UN Scribe Wants Sierra Leone To Address Youth Unemployment, Corruption
By Olusegun Ogundeji – In the latest report on the work of the United Nations Integrated Peacebuilding Office in Sierra Leone UNIPSIL, UN Secretary-General Ban Ki-moon has noted that “immense challenges” remain in generating jobs for young people, especially in the country’s current economic climate.
Citing some 800,000 young people in Sierra Leone who are either unemployed, employed without remuneration or underemployed, Mr. Ban stressed that reversing the situation requires stepped up international investment.
He also pointed to three significant developments that could potentially impact UNIPSIL’s efforts to shore up peace in Sierra Leone which occurred in the March-August reporting period.

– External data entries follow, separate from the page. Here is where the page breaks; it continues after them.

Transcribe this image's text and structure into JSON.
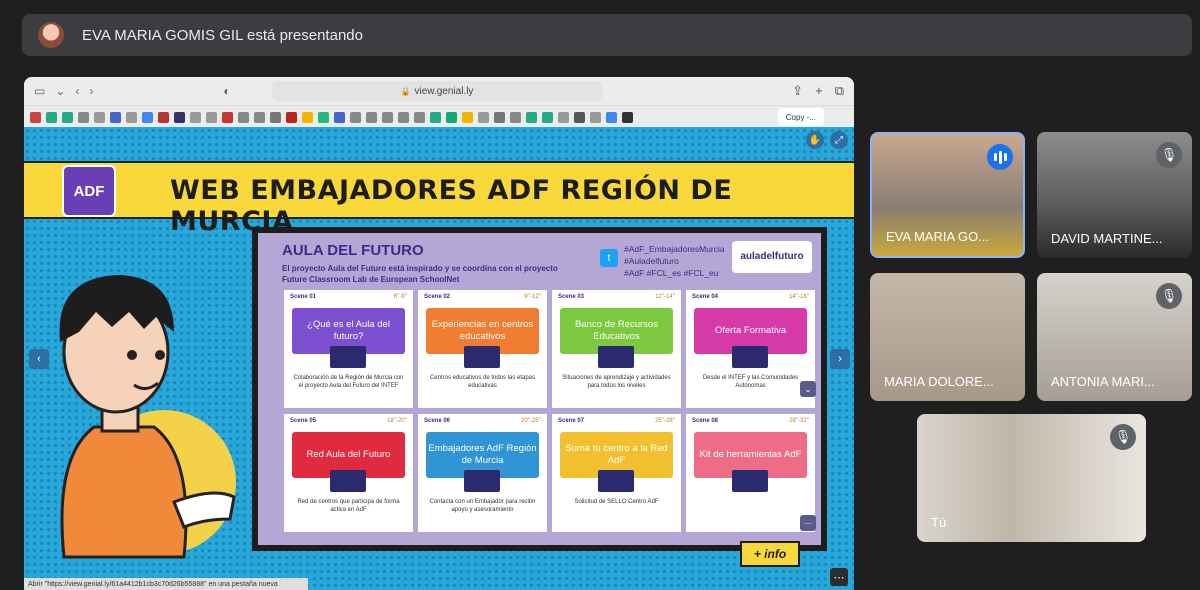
{
  "presenter": {
    "text": "EVA MARIA GOMIS GIL está presentando"
  },
  "browser": {
    "url": "view.genial.ly",
    "active_tab": "Copy -...",
    "status_text": "Abrir \"https://view.genial.ly/61a4412b1cb3c70d26b55888\" en una pestaña nueva"
  },
  "genially": {
    "title": "WEB EMBAJADORES ADF REGIÓN DE MURCIA",
    "logo_text": "ADF",
    "panel": {
      "title": "AULA DEL FUTURO",
      "description": "El proyecto Aula del Futuro está inspirado y se coordina con el proyecto Future Classroom Lab de European SchoolNet",
      "tags": [
        "#AdF_EmbajadoresMurcia",
        "#Auladelfuturo",
        "#AdF #FCL_es #FCL_eu"
      ],
      "logo": "auladelfuturo"
    },
    "scenes": [
      {
        "label": "Scene 01",
        "time": "6''-9''",
        "title": "¿Qué es el Aula del futuro?",
        "desc": "Colaboración de la Región de Murcia con el proyecto Aula del Futuro del INTEF",
        "color": "#7b4fd0"
      },
      {
        "label": "Scene 02",
        "time": "9''-12''",
        "title": "Experiencias en centros educativos",
        "desc": "Centros educativos de todos las etapas educativas",
        "color": "#f07d32"
      },
      {
        "label": "Scene 03",
        "time": "12''-14''",
        "title": "Banco de Recursos Educativos",
        "desc": "Situaciones de aprendizaje y actividades para todos los niveles",
        "color": "#7cc83f"
      },
      {
        "label": "Scene 04",
        "time": "14''-18''",
        "title": "Oferta Formativa",
        "desc": "Desde el INTEF y las Comunidades Autónomas",
        "color": "#d63aa8"
      },
      {
        "label": "Scene 05",
        "time": "18''-20''",
        "title": "Red Aula del Futuro",
        "desc": "Red de centros que participa de forma activa en AdF",
        "color": "#e02a3e"
      },
      {
        "label": "Scene 06",
        "time": "20''-25''",
        "title": "Embajadores AdF Región de Murcia",
        "desc": "Contacta con un Embajador para recibir apoyo y asesoramiento",
        "color": "#2f95d4"
      },
      {
        "label": "Scene 07",
        "time": "25''-28''",
        "title": "Suma tu centro a la Red AdF",
        "desc": "Solicitud de SELLO Centro AdF",
        "color": "#f2c02e"
      },
      {
        "label": "Scene 08",
        "time": "28''-32''",
        "title": "Kit de herramientas AdF",
        "desc": "",
        "color": "#ee6d86"
      }
    ],
    "info_button": "+ info"
  },
  "participants": [
    {
      "name": "EVA MARIA GO...",
      "muted": false,
      "speaking": true
    },
    {
      "name": "DAVID MARTINE...",
      "muted": true,
      "speaking": false
    },
    {
      "name": "MARIA DOLORE...",
      "muted": false,
      "speaking": false
    },
    {
      "name": "ANTONIA MARI...",
      "muted": true,
      "speaking": false
    },
    {
      "name": "Tú",
      "muted": true,
      "speaking": false
    }
  ]
}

They are Sierra Leone’s preparedness for the 2012 elections; the initiatives introduced by the Government to wrap up several important mining agreements, which could allow Sierra Leone to become a major mineral exporter; and the presidential elections in neighbouring Guinea. Mr. Ban added that Sierra Leone should strive for the gains of efforts at consolidating peace and fostering national reconciliation not to be reversed.
“While generating great benefits for Sierra Leone, these developments could also carry considerable inherent risks that bring new and complex challenges, which the Government, political parties and other political stakeholders in Sierra Leone will have to anticipate and manage in the immediate future,” the report notes.